Concepedia

Abstract

17 of 25 patients with diarrhea during a 1958 Bangkok cholera epidemic were found to have cholera. Quantitative volumetric studies of water and electrolytes in plasma feces and urine were made during the first 24 hours after admission in these 17 positive cholera patients. In addition the effect of water and sodium loading on electrolyte exchange was also studied and whole blood and plasma analyses were repeated during convalescence. During the first 24 hours of hospitalization patients were given only intravenous electrolyte solutions at an infusion rate related to hydration and electrolyte concentrations in plasma feces and urine. At admission hyperosmolarity was evident and plasma sodium and chloride levels were elevated.
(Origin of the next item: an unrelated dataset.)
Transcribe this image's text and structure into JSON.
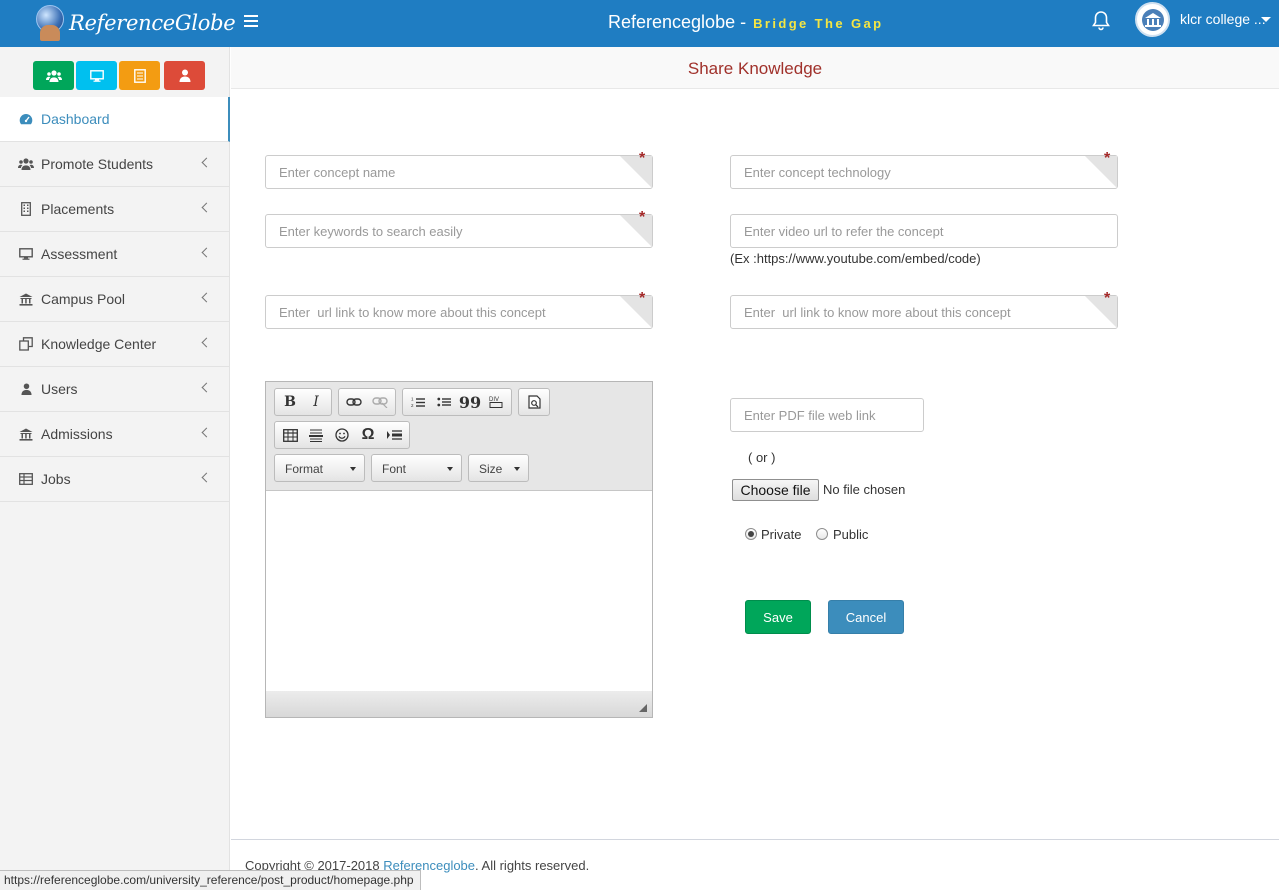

When plasma feces and urine levels of sodium and chloride were associated with osmolarity it was found that fecal osmolarity and fecal sodium and chloride were lower than corresponding plasma levels whereas fecal potassium and bicarbonate levels were higher. In this clinical study the infusion of .58 mEq of HCO-3 as sodium bicarbonate elevated plasma carbon dioxide 1 mEq/liter. The article ends with a discussion of the volume and transit of fecal electrolyte concentrations and the possible ramifications of these findings in relation to experimental studies on active transport in the bowel.